È stata pubblicata sulla Gazzetta Ufficiale n.302 del 29 dicembre 2017 la Legge 27 dicembre 2017, n. 205 Bilancio di previsione dello Stato per l’anno finanziario 2018 e bilancio pluriennale per il triennio 2018-2020. Legge approvata in via definitiva dal Senato il 23 dicembre 2017. È in vigore dal 1° gennaio 2018.
Formazione nella tecnologia, comma 46. A tutte le imprese, indipendentemente dalla forma giuridica,
dal settore economico in cui operano nonché dal regime contabile adottato, che effettuano spese in attività di formazione nel periodo d’imposta successivo a quello in corso al 31 dicembre 2017, e’ attribuito un credito d’imposta nella misura del 40 per cento delle spese relative al solo costo aziendale del personale dipendente per il periodo in cui e’ occupato in attività di formazione negli ambiti di cui al comma 48.

47. Il credito d’imposta di cui al comma 46 è riconosciuto, fino ad un importo massimo annuale di euro 300.000 per ciascun beneficiario, per le attività di formazione, negli ambiti richiamati al comma 48, pattuite attraverso contratti collettivi aziendali o territoriali.

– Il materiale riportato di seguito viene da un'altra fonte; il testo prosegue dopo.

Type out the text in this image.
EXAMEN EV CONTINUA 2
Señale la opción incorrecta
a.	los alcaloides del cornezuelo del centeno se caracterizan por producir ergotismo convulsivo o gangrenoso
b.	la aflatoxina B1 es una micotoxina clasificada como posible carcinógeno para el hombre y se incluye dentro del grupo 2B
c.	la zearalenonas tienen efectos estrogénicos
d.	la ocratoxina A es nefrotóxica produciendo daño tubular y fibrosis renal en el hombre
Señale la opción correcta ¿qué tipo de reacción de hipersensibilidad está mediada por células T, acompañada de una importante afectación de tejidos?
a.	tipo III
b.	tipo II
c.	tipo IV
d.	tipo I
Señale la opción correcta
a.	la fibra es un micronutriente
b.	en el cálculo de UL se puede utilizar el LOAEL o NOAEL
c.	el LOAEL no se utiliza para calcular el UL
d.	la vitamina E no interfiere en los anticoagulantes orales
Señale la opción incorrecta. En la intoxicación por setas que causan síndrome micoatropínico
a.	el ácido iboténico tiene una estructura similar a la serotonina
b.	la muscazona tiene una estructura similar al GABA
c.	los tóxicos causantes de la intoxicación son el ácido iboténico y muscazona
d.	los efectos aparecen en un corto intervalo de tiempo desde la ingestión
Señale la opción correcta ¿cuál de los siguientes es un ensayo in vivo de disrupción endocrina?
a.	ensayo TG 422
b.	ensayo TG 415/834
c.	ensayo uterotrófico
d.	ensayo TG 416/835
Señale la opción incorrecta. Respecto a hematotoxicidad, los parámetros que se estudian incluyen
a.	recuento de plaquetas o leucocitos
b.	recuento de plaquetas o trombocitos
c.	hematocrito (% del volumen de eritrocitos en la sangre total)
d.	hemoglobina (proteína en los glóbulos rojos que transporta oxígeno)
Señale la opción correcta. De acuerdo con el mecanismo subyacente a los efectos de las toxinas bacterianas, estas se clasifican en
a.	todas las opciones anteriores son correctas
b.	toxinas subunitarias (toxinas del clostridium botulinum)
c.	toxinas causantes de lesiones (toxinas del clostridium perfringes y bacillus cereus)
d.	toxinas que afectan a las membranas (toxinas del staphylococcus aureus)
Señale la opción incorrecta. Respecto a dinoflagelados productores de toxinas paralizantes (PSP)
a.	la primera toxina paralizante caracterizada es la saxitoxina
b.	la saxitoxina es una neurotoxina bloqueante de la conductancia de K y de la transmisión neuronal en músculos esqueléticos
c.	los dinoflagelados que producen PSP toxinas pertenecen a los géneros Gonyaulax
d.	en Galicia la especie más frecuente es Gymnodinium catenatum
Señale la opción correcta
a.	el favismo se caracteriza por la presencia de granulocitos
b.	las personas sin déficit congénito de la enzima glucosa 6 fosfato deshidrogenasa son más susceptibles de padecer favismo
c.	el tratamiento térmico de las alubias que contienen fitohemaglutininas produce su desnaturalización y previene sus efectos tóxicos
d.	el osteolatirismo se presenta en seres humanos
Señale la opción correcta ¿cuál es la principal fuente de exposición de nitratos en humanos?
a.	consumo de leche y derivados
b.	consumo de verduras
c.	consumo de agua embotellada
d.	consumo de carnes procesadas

48. Sono ammissibili al credito d’imposta solo le attività di formazione svolte per acquisire o consolidare le conoscenze delle tecnologie previste dal Piano nazionale Industria 4.0 quali big data e analisi dei dati, cloud e fog computing, cyber security, sistemi cyber-fisici, prototipazione rapida, sistemi di visualizzazione e realtà aumentata, robotica avanzata e collaborativa, interfaccia uomo macchina, manifattura additiva, internet delle cose e delle macchine e integrazione digitale dei processi aziendali, applicate negli ambiti elencati nell’allegato A”.

30% per imprese creative per sviluppo e produzione servizi culturali e creativi (fondo di 500.000 euro per 2018, 1 milione sia per il 2019 che per il 2020).

Credito di imposta del 36% per le imprese su spese sostenute per acquisto plastiche miste riciclate, fino a 20 mila euro.